De zomer van 2002, ergens tussen Avignon en Nîmes. Vlaams minister van Cultuur Paul Van Grembergen (Spirit) heeft de autoradio opstaan. Een discussie over de Franse Revolutie overstemt het geraas van de N9. Enkele professoren zonder vakantiedrang menen dat het een goede zaak is geweest dat al die edelen toentertijd onthoofd zijn. Vrijheid, gelijkheid, broederlijkheid, jawel. Maar vijftien jaar na de revolutie kwamen nieuwe edelen en met hen alle verderfelijke neigingen van hun voorgangers. Erger nog: hen ontbrak het ook nog aan aristocratie, denkvermogen en geestelijke rijkdom.
Dat relaas deed de minister denken aan de edelen met wie hij sinds kort in aanraking komt: de Vlaamse cultuurpausen. ‘Het verhaal leert dat je edelen niet moet onthoofden, dan staan er altijd wel andere op’, aldus Van Grembergen. ‘Toch is het goed om hen af en toe heel eventjes van hun troon te lichten zodat ze niet uitgroeien tot usurpatoren die denken dat ze alle wijsheid in pacht hebben en bepalend zijn voor onze hele culturele rijkdom.’

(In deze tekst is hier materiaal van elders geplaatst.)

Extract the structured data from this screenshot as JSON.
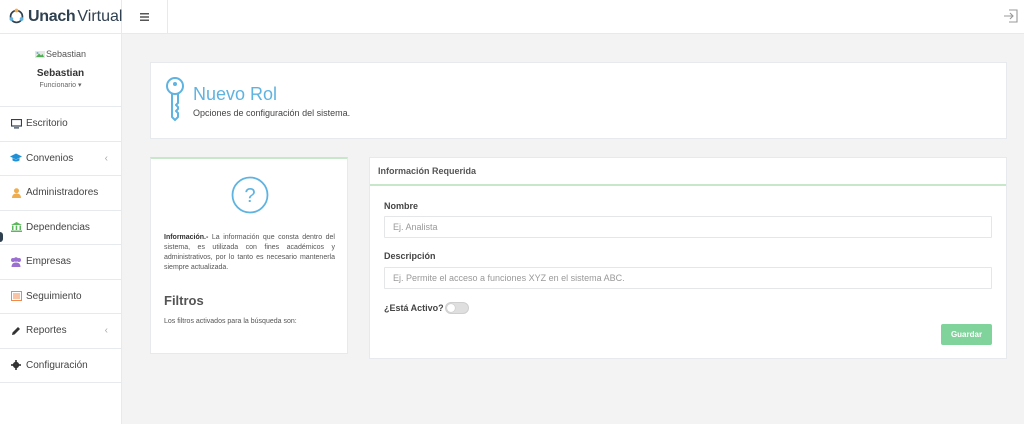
{
  "brand": {
    "name_bold": "Unach",
    "name_light": "Virtual"
  },
  "profile": {
    "image_alt": "Sebastian",
    "name": "Sebastian",
    "role": "Funcionario ▾"
  },
  "sidebar": {
    "items": [
      {
        "label": "Escritorio",
        "icon": "desktop-icon"
      },
      {
        "label": "Convenios",
        "icon": "graduation-cap-icon",
        "chevron": "‹"
      },
      {
        "label": "Administradores",
        "icon": "user-icon"
      },
      {
        "label": "Dependencias",
        "icon": "institution-icon"
      },
      {
        "label": "Empresas",
        "icon": "users-icon"
      },
      {
        "label": "Seguimiento",
        "icon": "list-alt-icon"
      },
      {
        "label": "Reportes",
        "icon": "pencil-icon",
        "chevron": "‹"
      },
      {
        "label": "Configuración",
        "icon": "gear-icon"
      }
    ]
  },
  "topbar": {
    "menu_icon": "hamburger-icon",
    "logout_icon": "sign-out-icon"
  },
  "header": {
    "title": "Nuevo Rol",
    "subtitle": "Opciones de configuración del sistema.",
    "icon": "key-icon"
  },
  "info": {
    "icon": "question-circle-icon",
    "lead": "Información.-",
    "text": " La información que consta dentro del sistema, es utilizada con fines académicos y administrativos, por lo tanto es necesario mantenerla siempre actualizada.",
    "filters_title": "Filtros",
    "filters_text": "Los filtros activados para la búsqueda son:"
  },
  "form": {
    "header": "Información Requerida",
    "nombre_label": "Nombre",
    "nombre_placeholder": "Ej. Analista",
    "nombre_value": "",
    "descripcion_label": "Descripción",
    "descripcion_placeholder": "Ej. Permite el acceso a funciones XYZ en el sistema ABC.",
    "descripcion_value": "",
    "activo_label": "¿Está Activo?",
    "activo_value": false,
    "save_label": "Guardar"
  },
  "colors": {
    "accent_blue": "#5fb3e0",
    "save_green": "#7fd39b",
    "panel_border_green": "#c8e6c9"
  }
}
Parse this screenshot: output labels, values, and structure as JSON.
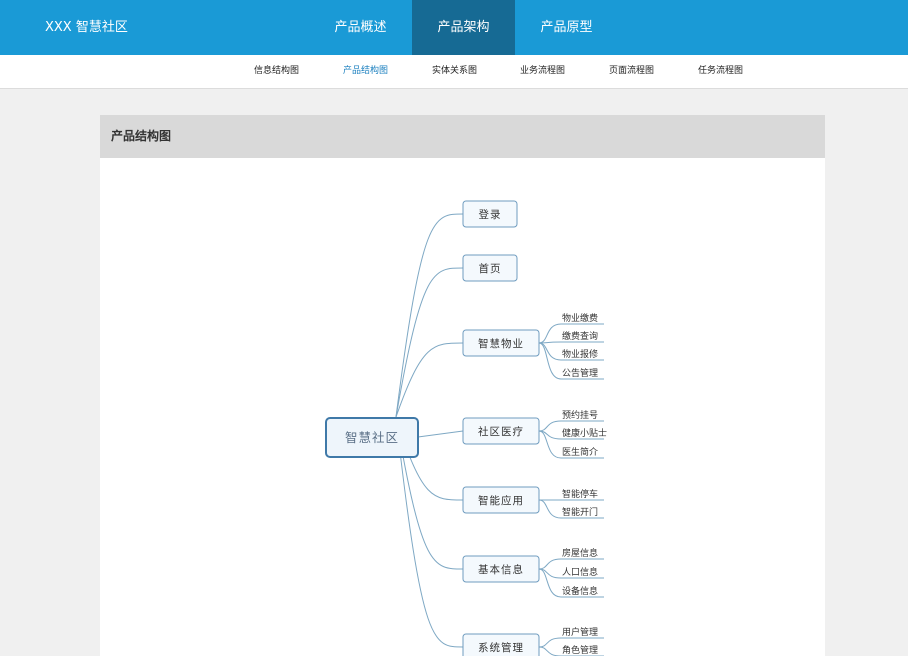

Zelf heeft hij die ambitie ook niet, en niet alleen omdat hij pas enkele maanden minister van Cultuur is. Van Grembergen houdt gewoon niet van dwang en regeltjes. Toch heeft hij een duidelijke, ietwat eigenzinnige blik op wat cultuur is, of op wat ze zou moeten zijn. En die visie maakt hij op 5 oktober wereldkundig tijdens zijn Staat van de Cultuur – een fatsoenlijk Vlaams nationalist leest geen State of the Arts voor – in de Gentse Vooruit. De door zijn voorganger uitgestippelde route kan hij natuurlijk niet negeren. Want Paul Van Grembergen is een minister van erfenissen: eerst kreeg hij de portefeuille van Johan Sauwens, nadat die foute liedjes had gezongen op een feestje, en drie maanden geleden kreeg hij er de belangrijkste bevoegdheden van Bert Anciaux bovenop.
U was al minister van Binnenlandse Aangelegenheden en Ambtenarenzaken en na het vertrek van Bert Anciaux kreeg u er ook Cultuur en Jeugd bij. Staat u nu aan het hoofd van een ‘superministerie’?
PAUL VAN GREMBERGEN: Ik heb inderdaad een gigantische opdracht. Maar ik heb vertrouwen in mijn medewerkers en kan dus veel delegeren. Anders zou het gewoon niet haalbaar zijn.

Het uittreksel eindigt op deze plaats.